Perhaps the most dramatic victory for educational freedom was in Florida, where Republican pro-choice candidate Ron DeSantis defeated Andrew Gillum who, if elected, would have tried to eliminate Florida’s wildly popular tax credit scholarship program. It was a very close race, and as The James Madison Institute’s William Mattox writes, about 100,000 African-American women unexpectedly chose DeSantis over the black Democratic candidate. In a close election, “school choice moms” apparently gave the Republican the victory.
The Gillum loss stunned many pundits, but it should not have. The Florida program, which focuses on high-needs students, has a 90 percent parent-approval rating and saves taxpayers money. And choice’s popularity is gaining elsewhere. The most recent Education Next national survey shows that 54 percent of those polled support “wider choice” for public-school parents by “allowing them to enroll their children in private schools instead, with government helping to pay the tuition.” That’s a 9 percent increase over last year.
Clearly Democrats are split on this issue. While some are pro-choice and in favor of other reforms reviled by the teachers unions, most still toe the union line despite the fact that the many poor and minorities in their constituency are at odds with NEA/AFT’s adamant commitment to the status quo. Liberal Democrat Connecticut Governor Dannell Malloy recently stated, “Democrats who on other issues would stand strong against any discrimination, against any disparate outcomes, found that supporting their local teachers or their local board of education was an acceptable excuse to accept (sic) what we know is not tolerable, that poor children and black children and brown children do not get the education or the opportunities they deserve. He added that progressive reformers need to hold Democrats accountable when they become “weak-kneed” and “fold to teachers.”
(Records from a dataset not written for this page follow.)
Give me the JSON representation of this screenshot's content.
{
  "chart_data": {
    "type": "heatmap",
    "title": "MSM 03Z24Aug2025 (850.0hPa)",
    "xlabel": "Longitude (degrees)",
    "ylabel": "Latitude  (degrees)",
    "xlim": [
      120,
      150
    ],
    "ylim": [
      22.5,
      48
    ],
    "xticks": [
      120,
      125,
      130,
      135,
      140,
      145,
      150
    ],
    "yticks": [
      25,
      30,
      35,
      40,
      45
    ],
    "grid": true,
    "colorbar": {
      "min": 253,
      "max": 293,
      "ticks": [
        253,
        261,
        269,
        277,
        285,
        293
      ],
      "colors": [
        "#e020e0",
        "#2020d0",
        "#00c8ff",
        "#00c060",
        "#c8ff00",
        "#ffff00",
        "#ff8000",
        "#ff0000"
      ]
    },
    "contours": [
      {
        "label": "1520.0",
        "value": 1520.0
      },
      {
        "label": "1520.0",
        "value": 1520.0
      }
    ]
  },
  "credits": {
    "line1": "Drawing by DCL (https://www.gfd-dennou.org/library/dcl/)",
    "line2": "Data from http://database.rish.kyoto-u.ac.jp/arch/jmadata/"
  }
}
And now liberal TV host Roland Martin, whom no one will confuse with Ronald Reagan, has mounted a 10-city tour in conjunction with The 74, a non-partisan education news site. They are launching “School Choice Is the Black Choice” whose purpose is to “engage black families on issues of educational equity, student achievement, and parent involvement.”
Recently on Fox Business Network, Betsy DeVos ripped into the teachers unions, charging that they have a stranglehold “on many of the politicians in this country, both at the federal level and at the state level, and they are very resistant to the kind of changes that need to happen.”
While her statement is like saying that water is wet, Randi Weingarten went into harrumph-overdrive and fumed, “We are fighting for the safe and welcoming public schools that kids deserve, health care protections so people aren’t one pre-existing condition away from bankruptcy, affordable college without life-burdening student debt, and decent wages. Since she is against all of that, Betsy is attacking the unions that create a voice for teachers to advocate on these issues.”
Blah. Blah. Blah.
With the likes of Betsy DeVos and Roland Martin making common cause, Weingarten’s prattle will have less and less heft. And the children of America who are stuck in failing schools are rejoicing.
Larry Sand, a former classroom teacher, is the president of the non-profit California Teachers Empowerment Network – a non-partisan, non-political group dedicated to providing teachers and the general public with reliable and balanced information about professional affiliations and positions on educational issues. The views presented here are strictly his own.